Sepsis Detection Using Matrix Factorization and LSTM Networks

Sven Schellenberger1, Kilin Shi2, Jan Philipp Wiedemann2, Fabian Lurz2, Robert Weigel2, Alexander Koelpin1
1Chair for Electronics and Sensor Systems, Brandenburg University of Technology, 2Institute for Electronic Engineering, Friedrich-Alexander University Erlangen-Nuremberg


Sepsis is highly lethal and a very cost-intensive disease. Hospitals invest more money in curing sepsis than any other illness. A major problem hereby is the fact that many sepsis patients in a hospital are not correctly diagnosed at admission. Overall, early detection of sepsis is the most critical factor; each hour of delayed diagnosis increases the mortality by about 4-8%. The topic of this year’s PhysioNet/Computing in Cardiology Challenge is to address this circumstance and to propose an algorithm that is able to detect a sepsis infection from data that is gathered at an ICU units.

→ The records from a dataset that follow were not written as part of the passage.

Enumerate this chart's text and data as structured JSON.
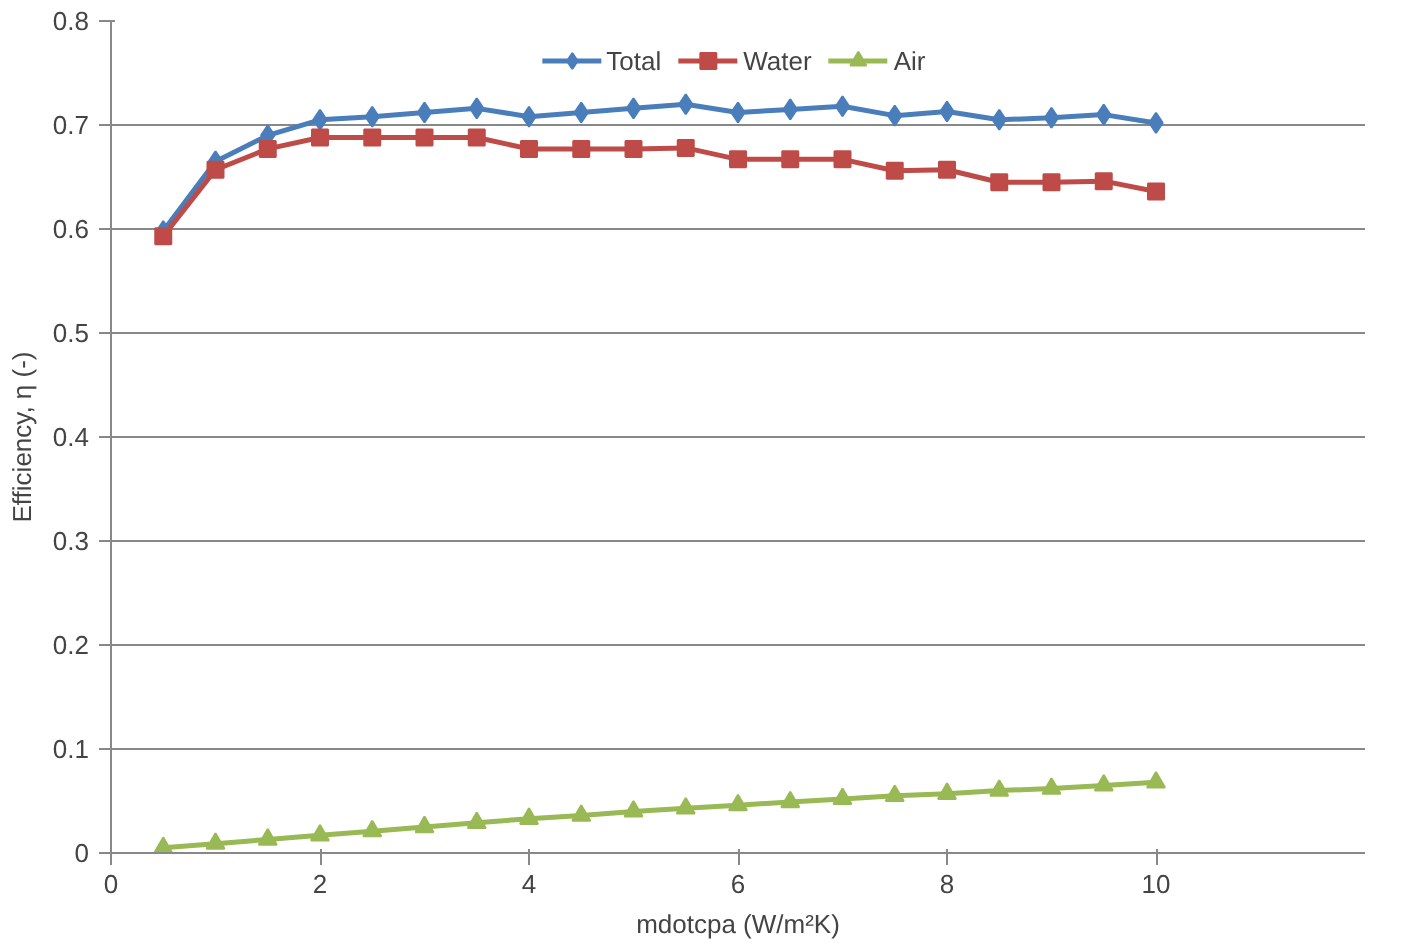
{
  "chart_data": {
    "type": "line",
    "xlabel": "mdotcpa (W/m²K)",
    "ylabel": "Efficiency, η (-)",
    "x": [
      0.5,
      1,
      1.5,
      2,
      2.5,
      3,
      3.5,
      4,
      4.5,
      5,
      5.5,
      6,
      6.5,
      7,
      7.5,
      8,
      8.5,
      9,
      9.5,
      10
    ],
    "series": [
      {
        "name": "Total",
        "color": "#4a7ebb",
        "marker": "diamond",
        "values": [
          0.598,
          0.665,
          0.69,
          0.705,
          0.708,
          0.712,
          0.716,
          0.708,
          0.712,
          0.716,
          0.72,
          0.712,
          0.715,
          0.718,
          0.709,
          0.713,
          0.705,
          0.707,
          0.71,
          0.702
        ]
      },
      {
        "name": "Water",
        "color": "#be4b48",
        "marker": "square",
        "values": [
          0.593,
          0.657,
          0.677,
          0.688,
          0.688,
          0.688,
          0.688,
          0.677,
          0.677,
          0.677,
          0.678,
          0.667,
          0.667,
          0.667,
          0.656,
          0.657,
          0.645,
          0.645,
          0.646,
          0.636
        ]
      },
      {
        "name": "Air",
        "color": "#98b954",
        "marker": "triangle",
        "values": [
          0.005,
          0.009,
          0.013,
          0.017,
          0.021,
          0.025,
          0.029,
          0.033,
          0.036,
          0.04,
          0.043,
          0.046,
          0.049,
          0.052,
          0.055,
          0.057,
          0.06,
          0.062,
          0.065,
          0.068
        ]
      }
    ],
    "xlim": [
      0,
      12
    ],
    "xticks": [
      0,
      2,
      4,
      6,
      8,
      10
    ],
    "ylim": [
      0,
      0.8
    ],
    "yticks": [
      0,
      0.1,
      0.2,
      0.3,
      0.4,
      0.5,
      0.6,
      0.7,
      0.8
    ],
    "grid": "y",
    "legend": "top",
    "line_style": "solid"
  }
}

A major difficulty is to predict sepsis from lots of different vital signs and laboratory values that are however not sampled in periodic intervals, meaning that a very sparse dataset is the basis for training and testing. To handle this problem, we firstly project the data into a latent space through supervised matrix factorization. Using our training dataset, we generate a matrix V, which is used to get the latent representation U of our data X. U is continuous, has no more missing values, and is used for further training. In case of testing, our data is transformed into latent space using the pre-trained matrix V. The data is fed into an LSTM network for training and classification. It is important to note that the transformation from X to U gives the same result even when it is done sample by sample and that the LSTM predicts new samples in a chronological order. This is crucial because in reality, we of course do not have access to data points that will be measured at a later point in time, it is therefore required not to use any future information. On a separate holdout set, our algorithm achieves an utility score of around 0.29.